Un incendie d’une rare intensité a contraint à l’évacuation de près de 3 000 personnes, jeudi 2 juillet 2026, dans les Pyrénées-Orientales. Le sinistre, qui a débuté à Sainte-Marie-la-Mer, s’est rapidement propagé à la commune voisine de Canet-en-Roussillon, porté par une forte tramontane.

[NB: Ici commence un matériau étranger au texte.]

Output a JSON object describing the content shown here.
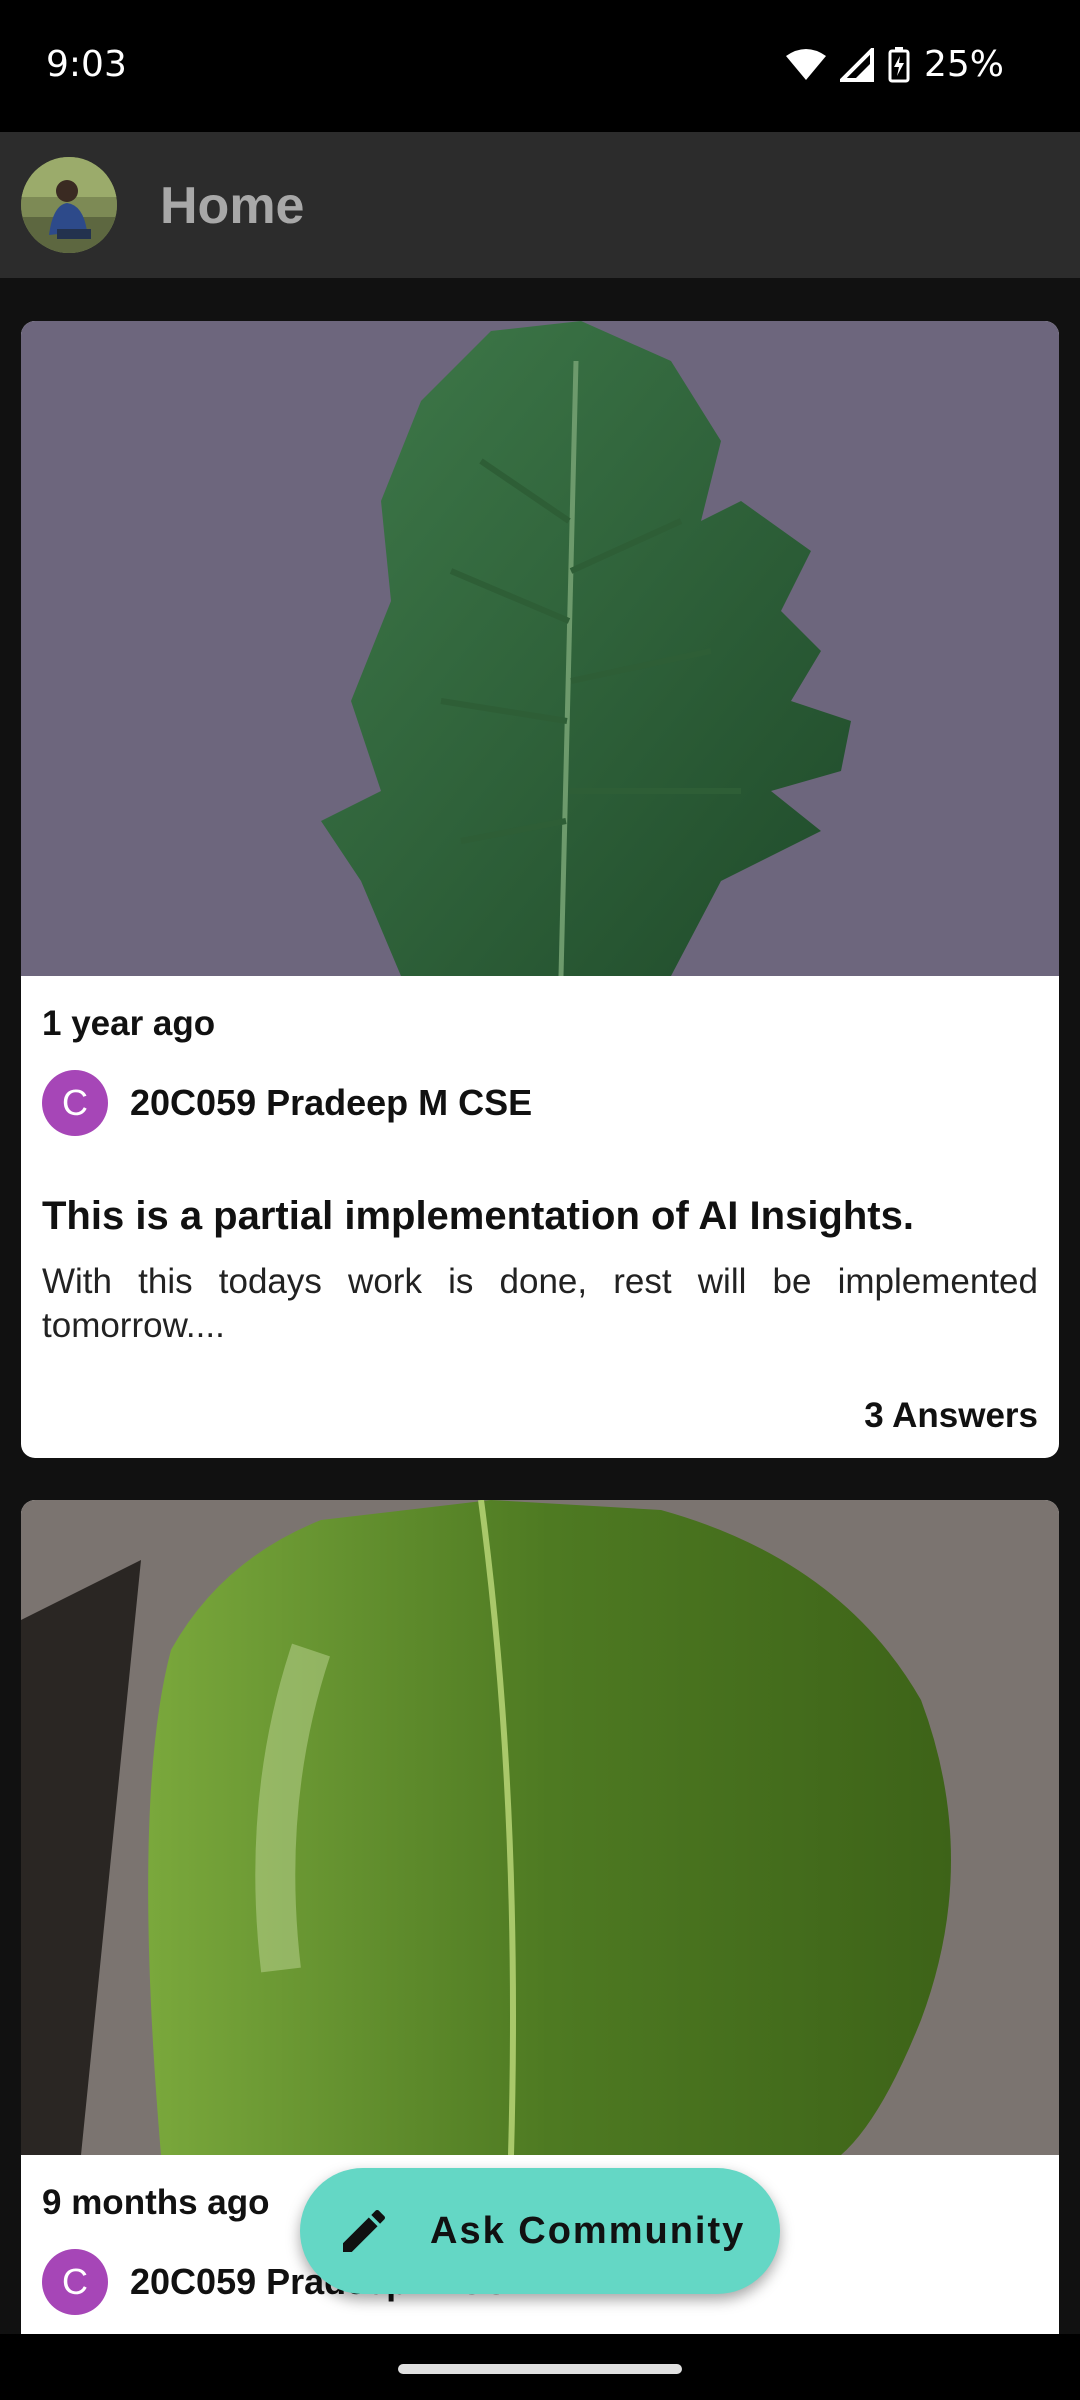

Deux sapeurs-pompiers ont été légèrement blessés, l’un par l’effet de souffle après l’explosion d’une bouteille de gaz, l’autre intoxiqué par les fumées.
Des évacuations massives
Les autorités ont dénombré 1 500 campeurs évacués de trois campings touchés, ainsi que 1 500 salariés et occupants d’entreprises, portant le total à près de 3 000 personnes. Dans le détail, 80 mobile homes ont été détruits sur un camping de Canet-en-Roussillon, 150 sur un autre, et 26 bungalows ont brûlé dans le premier camping de Sainte-Marie-la-Mer. « Ce sont des dommages matériels très importants », a souligné Pierre Regnault de la Mothe, préfet du département.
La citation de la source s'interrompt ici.